Maximizing net rental revenue from artistic spaces like the Kaplan Penthouse, the Clark Studio Theater, Alice Tully Hall, Avery Fisher Hall, and from public spaces, indoors like the David Rubenstein Atrium and outdoors like the Hearst Plaza, Josie Robertson Plaza, Tully Plaza, and even the underground concourses leading to and from subways and public parking. Superior ways and means to market these places and to price them were an important outcome of HBS studies.

       
4.
   
Developing a business plan for a Dance in Cinema series that it is hoped might do for the participating companies—the New York City Ballet, San Francisco Ballet, Ballet Hispanico, and the Alvin Ailey Dance Company—and for the art form of classical dance more generally, what the Metropolitan Opera has accomplished in its successful and much-heralded movie project.

       
5.
   
Studies leading to the creation of three new restaurants and the selection of Marcus Samuelsson (The American Table), Nick Valenti and Jonathan Benno (the Lincoln Ristorante), and Tom Colicchio (Wichcraft) to supervise and run them.

       
6.
   
Determining criteria for the background, professional experience, and geographic locations of an expanded Lincoln Center Board of Directors.

       
7.
   
Conceiving a strategy for the redevelopment of Lincoln Center, including access to the bond market and to acquiring state and federal support.

       
8.
   
Documenting the case for the dramatic favorable impact of Lincoln Center and its constituents on the metropolitan area economy, for use in public policy advocacy and fund-raising proposals.

       
9.
   
Studying the feasibility of creating one or more Lincoln Center international advisory councils, leading directly to the creation of the China Advisory Council.

       
10.
 
Assessing the pros and cons and the ways and means of creating Lincoln Center University (LCU), a collectivity of staff that would help to provide technical training to their counterparts in countries around the world, beginning with China.

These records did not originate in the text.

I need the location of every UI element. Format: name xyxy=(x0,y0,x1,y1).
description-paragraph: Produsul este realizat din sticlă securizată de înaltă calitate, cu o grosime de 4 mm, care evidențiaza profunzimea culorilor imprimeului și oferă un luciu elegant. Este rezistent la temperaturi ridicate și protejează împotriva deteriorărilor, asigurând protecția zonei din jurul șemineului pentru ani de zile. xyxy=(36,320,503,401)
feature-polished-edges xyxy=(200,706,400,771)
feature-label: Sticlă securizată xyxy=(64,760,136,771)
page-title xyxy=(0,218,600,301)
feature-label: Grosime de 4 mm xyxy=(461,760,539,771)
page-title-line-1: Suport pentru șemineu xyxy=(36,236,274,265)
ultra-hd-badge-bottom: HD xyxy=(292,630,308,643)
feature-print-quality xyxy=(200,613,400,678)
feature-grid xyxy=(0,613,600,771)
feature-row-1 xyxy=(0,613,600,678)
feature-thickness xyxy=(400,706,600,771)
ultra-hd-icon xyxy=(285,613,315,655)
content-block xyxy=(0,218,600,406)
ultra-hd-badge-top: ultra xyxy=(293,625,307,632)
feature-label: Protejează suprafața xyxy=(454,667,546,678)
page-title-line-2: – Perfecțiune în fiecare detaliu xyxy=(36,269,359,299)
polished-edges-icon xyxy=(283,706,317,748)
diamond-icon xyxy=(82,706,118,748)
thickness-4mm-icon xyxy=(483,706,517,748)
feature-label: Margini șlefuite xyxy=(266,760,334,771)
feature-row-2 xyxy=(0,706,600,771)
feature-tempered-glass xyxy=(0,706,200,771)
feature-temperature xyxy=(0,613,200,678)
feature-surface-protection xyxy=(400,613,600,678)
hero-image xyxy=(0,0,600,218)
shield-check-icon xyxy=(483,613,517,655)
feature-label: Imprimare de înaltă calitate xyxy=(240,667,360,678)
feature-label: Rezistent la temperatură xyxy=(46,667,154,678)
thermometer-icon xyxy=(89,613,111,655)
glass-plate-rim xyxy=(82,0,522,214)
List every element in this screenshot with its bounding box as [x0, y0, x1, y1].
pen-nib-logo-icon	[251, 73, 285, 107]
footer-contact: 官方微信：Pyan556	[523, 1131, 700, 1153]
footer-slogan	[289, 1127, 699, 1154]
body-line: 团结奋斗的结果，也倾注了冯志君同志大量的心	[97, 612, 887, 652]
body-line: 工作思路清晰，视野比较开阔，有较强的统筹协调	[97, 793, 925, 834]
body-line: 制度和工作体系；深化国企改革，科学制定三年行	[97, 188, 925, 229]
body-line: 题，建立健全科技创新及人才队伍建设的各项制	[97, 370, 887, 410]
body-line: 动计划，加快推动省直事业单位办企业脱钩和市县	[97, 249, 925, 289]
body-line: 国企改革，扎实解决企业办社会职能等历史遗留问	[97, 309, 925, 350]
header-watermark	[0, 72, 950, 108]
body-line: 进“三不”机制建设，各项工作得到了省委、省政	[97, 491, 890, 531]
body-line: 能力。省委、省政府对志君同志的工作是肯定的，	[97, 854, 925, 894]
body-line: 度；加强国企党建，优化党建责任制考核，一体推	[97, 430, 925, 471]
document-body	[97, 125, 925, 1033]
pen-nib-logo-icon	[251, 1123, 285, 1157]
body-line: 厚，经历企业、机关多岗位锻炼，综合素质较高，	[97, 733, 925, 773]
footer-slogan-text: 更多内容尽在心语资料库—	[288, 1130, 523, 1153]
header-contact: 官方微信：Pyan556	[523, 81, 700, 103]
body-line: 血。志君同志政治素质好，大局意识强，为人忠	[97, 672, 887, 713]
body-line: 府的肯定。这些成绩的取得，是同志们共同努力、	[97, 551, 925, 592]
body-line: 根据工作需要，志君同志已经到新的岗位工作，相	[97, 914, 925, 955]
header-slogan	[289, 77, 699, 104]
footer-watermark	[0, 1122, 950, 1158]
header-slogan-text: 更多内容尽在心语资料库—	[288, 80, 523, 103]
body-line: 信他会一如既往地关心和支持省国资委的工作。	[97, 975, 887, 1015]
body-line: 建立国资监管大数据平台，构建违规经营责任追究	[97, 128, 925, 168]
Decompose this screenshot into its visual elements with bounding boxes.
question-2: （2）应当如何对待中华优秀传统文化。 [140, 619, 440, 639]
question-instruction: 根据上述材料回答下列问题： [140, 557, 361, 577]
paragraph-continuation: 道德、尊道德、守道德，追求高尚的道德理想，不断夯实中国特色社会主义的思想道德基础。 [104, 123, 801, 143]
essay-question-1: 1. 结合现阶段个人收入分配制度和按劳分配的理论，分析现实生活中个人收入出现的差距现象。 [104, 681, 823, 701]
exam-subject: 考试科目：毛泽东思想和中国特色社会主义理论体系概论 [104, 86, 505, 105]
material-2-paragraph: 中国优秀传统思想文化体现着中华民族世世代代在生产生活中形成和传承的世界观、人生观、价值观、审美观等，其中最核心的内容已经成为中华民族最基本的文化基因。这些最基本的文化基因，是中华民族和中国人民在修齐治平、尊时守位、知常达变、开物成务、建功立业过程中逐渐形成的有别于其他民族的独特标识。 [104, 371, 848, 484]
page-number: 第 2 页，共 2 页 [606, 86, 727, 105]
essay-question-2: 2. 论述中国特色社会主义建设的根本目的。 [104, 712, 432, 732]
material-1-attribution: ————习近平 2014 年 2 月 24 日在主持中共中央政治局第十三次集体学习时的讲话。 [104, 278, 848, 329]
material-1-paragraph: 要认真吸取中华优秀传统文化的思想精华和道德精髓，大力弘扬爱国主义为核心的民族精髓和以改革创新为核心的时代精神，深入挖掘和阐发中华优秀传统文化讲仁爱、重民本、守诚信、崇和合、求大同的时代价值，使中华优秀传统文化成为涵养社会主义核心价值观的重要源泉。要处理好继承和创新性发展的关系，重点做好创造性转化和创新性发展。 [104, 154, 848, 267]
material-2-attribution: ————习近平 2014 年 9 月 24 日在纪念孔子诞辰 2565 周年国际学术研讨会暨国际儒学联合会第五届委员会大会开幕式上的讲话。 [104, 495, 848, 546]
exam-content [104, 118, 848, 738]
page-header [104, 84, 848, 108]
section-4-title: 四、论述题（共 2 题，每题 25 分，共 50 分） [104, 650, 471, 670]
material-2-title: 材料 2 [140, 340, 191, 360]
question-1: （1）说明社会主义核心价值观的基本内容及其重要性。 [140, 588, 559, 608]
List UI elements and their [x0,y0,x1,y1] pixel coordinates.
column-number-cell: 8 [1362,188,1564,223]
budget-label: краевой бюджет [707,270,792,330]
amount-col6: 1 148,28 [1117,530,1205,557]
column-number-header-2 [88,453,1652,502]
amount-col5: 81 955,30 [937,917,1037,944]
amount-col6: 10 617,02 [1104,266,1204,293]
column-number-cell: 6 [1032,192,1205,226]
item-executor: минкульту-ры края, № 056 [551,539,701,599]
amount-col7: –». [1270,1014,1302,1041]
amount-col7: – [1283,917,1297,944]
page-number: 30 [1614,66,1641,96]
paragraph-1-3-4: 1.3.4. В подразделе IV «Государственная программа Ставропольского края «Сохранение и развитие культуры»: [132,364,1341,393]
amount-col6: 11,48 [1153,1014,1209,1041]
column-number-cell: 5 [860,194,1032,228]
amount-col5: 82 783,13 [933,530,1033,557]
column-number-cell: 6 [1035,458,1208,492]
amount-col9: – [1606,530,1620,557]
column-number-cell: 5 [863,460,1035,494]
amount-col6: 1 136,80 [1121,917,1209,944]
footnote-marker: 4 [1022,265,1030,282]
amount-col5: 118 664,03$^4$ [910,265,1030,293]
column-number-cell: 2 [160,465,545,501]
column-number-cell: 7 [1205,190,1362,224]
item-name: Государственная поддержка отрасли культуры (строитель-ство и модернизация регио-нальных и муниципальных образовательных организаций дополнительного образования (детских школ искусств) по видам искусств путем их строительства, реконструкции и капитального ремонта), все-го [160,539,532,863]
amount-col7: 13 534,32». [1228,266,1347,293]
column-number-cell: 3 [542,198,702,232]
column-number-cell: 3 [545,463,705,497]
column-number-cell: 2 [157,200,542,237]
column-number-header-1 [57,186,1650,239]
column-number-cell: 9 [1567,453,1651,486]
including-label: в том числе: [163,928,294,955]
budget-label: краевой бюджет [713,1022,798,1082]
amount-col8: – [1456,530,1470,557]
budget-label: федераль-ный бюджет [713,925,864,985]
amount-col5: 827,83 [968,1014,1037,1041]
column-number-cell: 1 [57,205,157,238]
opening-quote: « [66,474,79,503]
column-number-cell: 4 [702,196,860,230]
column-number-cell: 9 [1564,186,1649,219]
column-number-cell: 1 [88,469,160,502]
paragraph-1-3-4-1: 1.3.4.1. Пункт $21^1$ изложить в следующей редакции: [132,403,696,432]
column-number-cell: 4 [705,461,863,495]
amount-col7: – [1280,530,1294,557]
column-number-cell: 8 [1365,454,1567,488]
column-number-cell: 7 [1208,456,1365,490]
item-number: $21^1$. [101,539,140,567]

There was much else, studied but not yet implemented. Should Lincoln Center develop an alternative certification for public school arts teachers? How could Lincoln Center best modernize and upgrade its guided tour program? What tactics might work best to expand Lincoln Center’s global roster of consulting clients? Could Lincoln Center’s Print and Poster program, indeed retail sale of any kind, enjoy a robust future on the campus? Are there other viable new ventures Lincoln Center could pursue that will generate sustained net earned income streams, consistent with its mission? What about social media fund-raising at Lincoln Center? Is there a role for a robust spoken word program here? How can Lincoln Center best identify and train its high-potential employees and prolong their length of stay? Can the parking garage in its promotion and pricing perform measurably better? If and when the Mostly Mozart Orchestra tours or American Songbook is presented elsewhere in the United States or around the world, who are its likely corporate sponsors?

These are among the vital questions answered by the HBS teams and by other groups of skilled professionals working pro bono over the last decade.

This combination of inspiration and perspiration animated much progress at Lincoln Center, turbocharging results or giving us the courage to pursue an initiative.

There remains a huge, largely untapped reservoir of university-based talent in search of real-world opportunities and nonprofit institutions in need of analytical assistance and fresh points of view. Lincoln Center identified that source of intelligence, drive, and curiosity. By selecting volunteers carefully, preparing for their arrival rigorously, designing meaningful assignments vital to Lincoln Center’s future, and either implementing their recommendations or explaining why they were not actionable, we made it easier for others to help. And not just business students. Lawyers. Accountants. Professionals of all stripes. And undergraduates.